É a lição de Adalberto José Camargo Aranha:
"A condenação criminal somente pode surgir diante de uma certeza quanto à existência do fato punível, da autoria e da culpabilidade do acusado. Uma prova deficiente, incompleta ou contraditória, gera a dúvida e com ela a obrigatoriedade da absolvição, pois milita em favor do acionado criminalmente uma presunção relativa de inocência." (Da prova no processo penal, 3ª ed. atual. e ampl., p. 64/65, Saraiva 1994).
Provar é, no dizer de Julio Fabrini Mirabete:
"produzir um estado de certeza na consciência e mente do juiz, para sua convicção, a respeito da existência ou inexistência de um fato, ou a verdade ou a falsidade de uma afirmação sobre uma situação de fato, que se considera de interesse para uma decisão judicial ou solução de um processo." (Processo Penal, p. 247, Atlas, 1991).
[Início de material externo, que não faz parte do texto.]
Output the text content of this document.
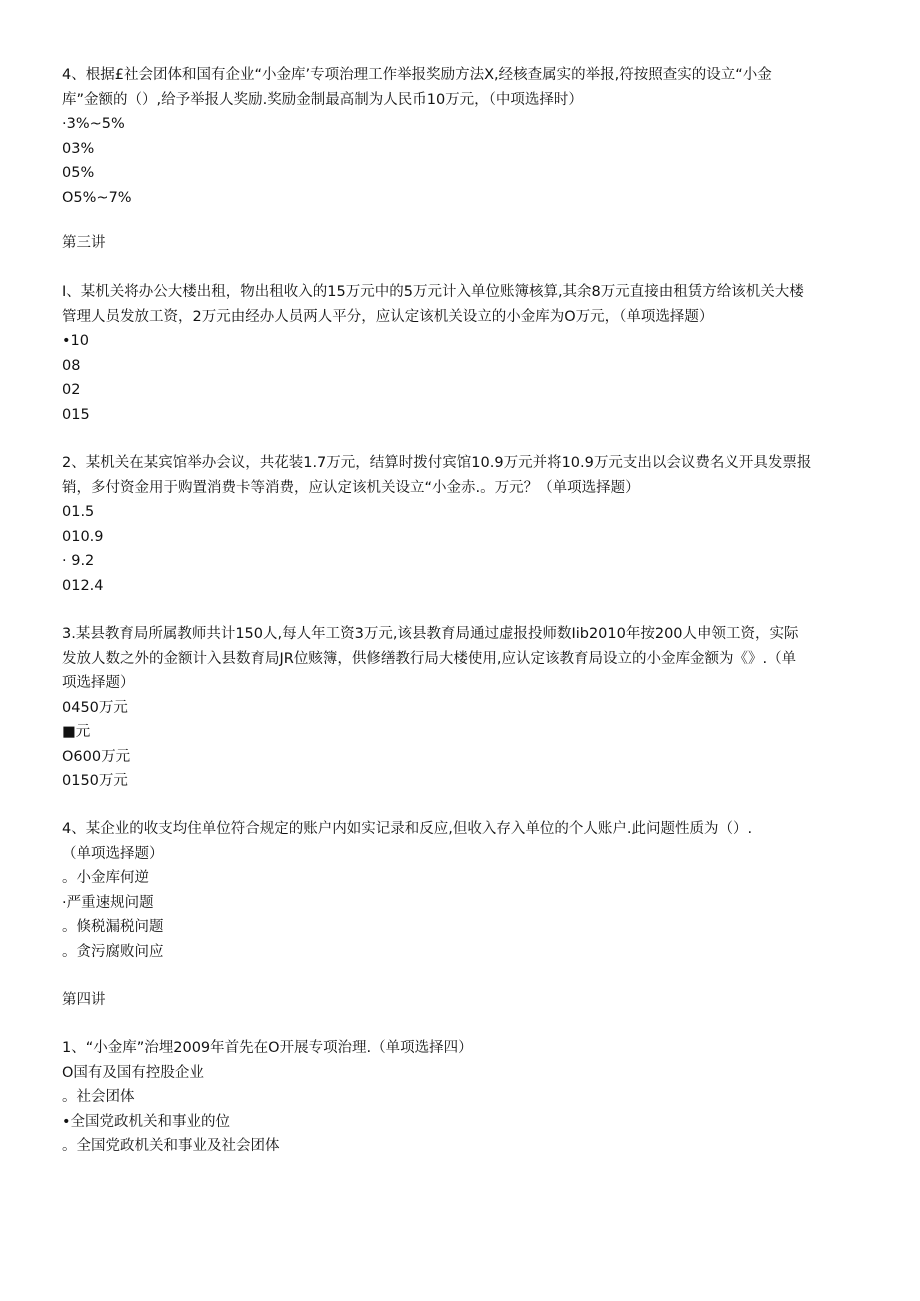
4、根据£社会团体和国有企业“小金库’专项治理工作举报奖励方法X,经核查属实的举报,符按照查实的设立“小金
库”金额的（）,给予举报人奖励.奖励金制最高制为人民币10万元，（中项选择时）
·3%~5%
03%
05%
O5%~7%
第三讲
I、某机关将办公大楼出租，物出租收入的15万元中的5万元计入单位账簿核算,其余8万元直接由租赁方给该机关大楼
管理人员发放工资，2万元由经办人员两人平分，应认定该机关设立的小金库为O万元，（单项选择题）
•10
08
02
015
2、某机关在某宾馆举办会议，共花装1.7万元，结算时拨付宾馆10.9万元并将10.9万元支出以会议费名义开具发票报
销，多付资金用于购置消费卡等消费，应认定该机关设立“小金赤.。万元？（单项选择题）
01.5
010.9
· 9.2
012.4
3.某县教育局所属教师共计150人,每人年工资3万元,该县教育局通过虚报投师数Iib2010年按200人申领工资，实际
发放人数之外的金额计入县数育局JR位赅簿，供修缮教行局大楼使用,应认定该教育局设立的小金库金额为《》.（单
项选择题）
0450万元
■元
O600万元
0150万元
4、某企业的收支均住单位符合规定的账户内如实记录和反应,但收入存入单位的个人账户.此问题性质为（）.
（单项选择题）
。小金库何逆
·严重速规问题
。倏税漏税问题
。贪污腐败问应
第四讲
1、“小金库”治埋2009年首先在O开展专项治理.（单项选择四）
O国有及国有控股企业
。社会团体
•全国党政机关和事业的位
。全国党政机关和事业及社会团体
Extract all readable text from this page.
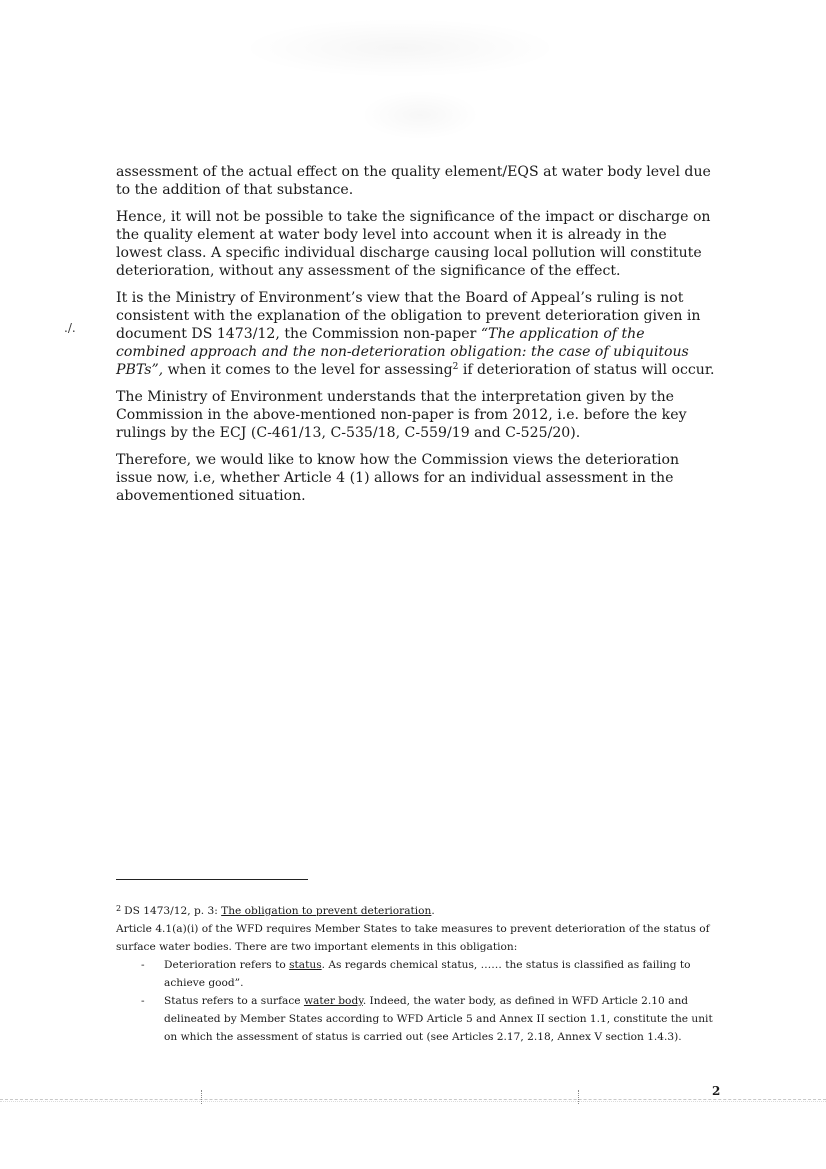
./.

assessment of the actual effect on the quality element/EQS at water body level due to the addition of that substance.

Hence, it will not be possible to take the significance of the impact or discharge on the quality element at water body level into account when it is already in the lowest class. A specific individual discharge causing local pollution will constitute deterioration, without any assessment of the significance of the effect.

It is the Ministry of Environment’s view that the Board of Appeal’s ruling is not consistent with the explanation of the obligation to prevent deterioration given in document DS 1473/12, the Commission non-paper “The application of the combined approach and the non-deterioration obligation: the case of ubiquitous PBTs”, when it comes to the level for assessing$^2$ if deterioration of status will occur.

The Ministry of Environment understands that the interpretation given by the Commission in the above-mentioned non-paper is from 2012, i.e. before the key rulings by the ECJ (C-461/13, C-535/18, C-559/19 and C-525/20).

Therefore, we would like to know how the Commission views the deterioration issue now, i.e, whether Article 4 (1) allows for an individual assessment in the abovementioned situation.

$^2$ DS 1473/12, p. 3: The obligation to prevent deterioration.

Article 4.1(a)(i) of the WFD requires Member States to take measures to prevent deterioration of the status of surface water bodies. There are two important elements in this obligation:

- Deterioration refers to status. As regards chemical status, …… the status is classified as failing to achieve good”.
- Status refers to a surface water body. Indeed, the water body, as defined in WFD Article 2.10 and delineated by Member States according to WFD Article 5 and Annex II section 1.1, constitute the unit on which the assessment of status is carried out (see Articles 2.17, 2.18, Annex V section 1.4.3).
2
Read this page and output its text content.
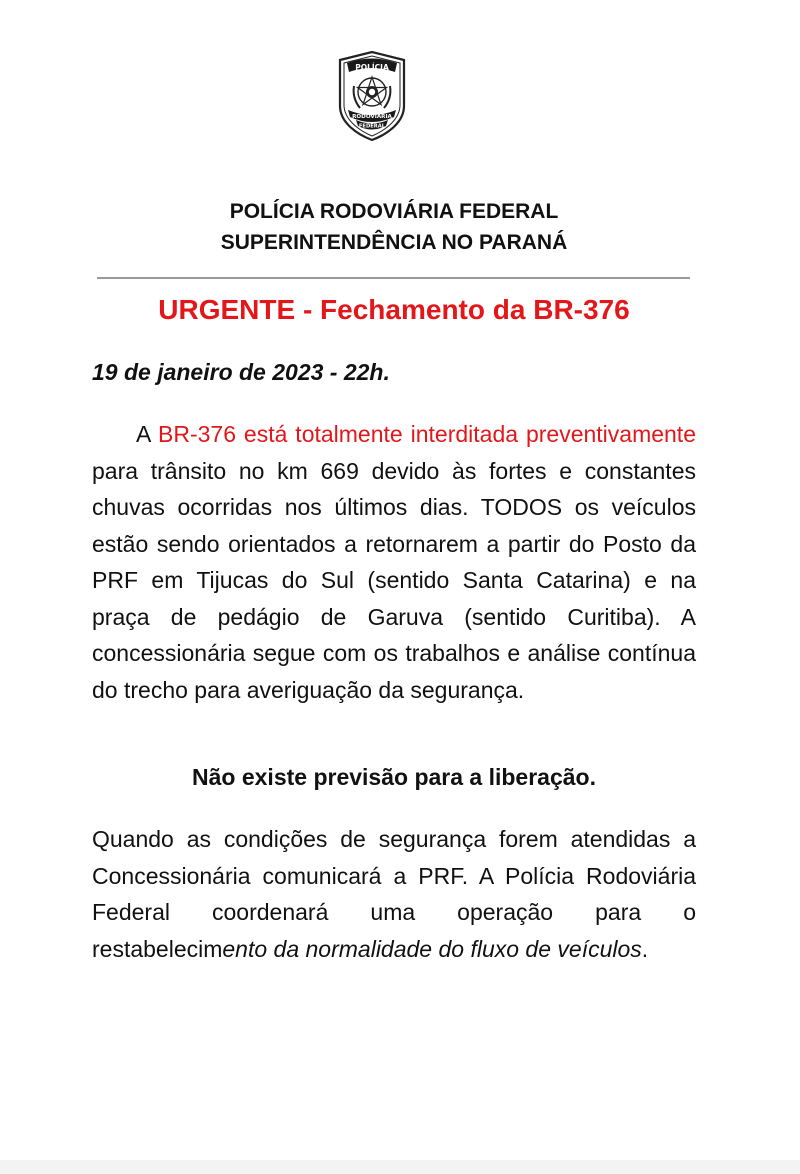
POLÍCIA
RODOVIÁRIA
FEDERAL
POLÍCIA RODOVIÁRIA FEDERAL
SUPERINTENDÊNCIA NO PARANÁ
URGENTE - Fechamento da BR-376
19 de janeiro de 2023 - 22h.
A BR-376 está totalmente interditada preventivamente para trânsito no km 669 devido às fortes e constantes chuvas ocorridas nos últimos dias. TODOS os veículos estão sendo orientados a retornarem a partir do Posto da PRF em Tijucas do Sul (sentido Santa Catarina) e na praça de pedágio de Garuva (sentido Curitiba). A concessionária segue com os trabalhos e análise contínua do trecho para averiguação da segurança.
Não existe previsão para a liberação.
Quando as condições de segurança forem atendidas a Concessionária comunicará a PRF. A Polícia Rodoviária Federal coordenará uma operação para o restabelecimento da normalidade do fluxo de veículos.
Vale, também, recordar a lição de Malatesta no sentido de que:
"O direito da sociedade só se afirma racionalmente como direito de punir o verdadeiro réu; e para o espírito humano só é verdadeiro o que é certo; por isso, absolvendo-se em caso de dúvida razoável, presta-se homenagem ao direito do acusado, e não se oprime o da sociedade. A pena que atingisse um inocente perturbaria a tranqüilidade social, mais do que teria abalado o crime particular que se pretendesse punir, porquanto todos se sentiriam na possibilidade de serem, por sua vez, vítima de um erro judiciário. Lançai na consciência social a dúvida, por pequena que seja, da aberração da pena, e esta não será mais a segurança dos honestos, mas a grande perturbadora daquela mesma tranqüilidade para cujo restabelecimento foi constituída; não será mais a defensora do direito, e sim a força imane que pode, por sua vez, esmagar o direito imbele" (Lógica das Provas em Matéria Criminal, v. I, p. 14/15, Saraiva, 1960).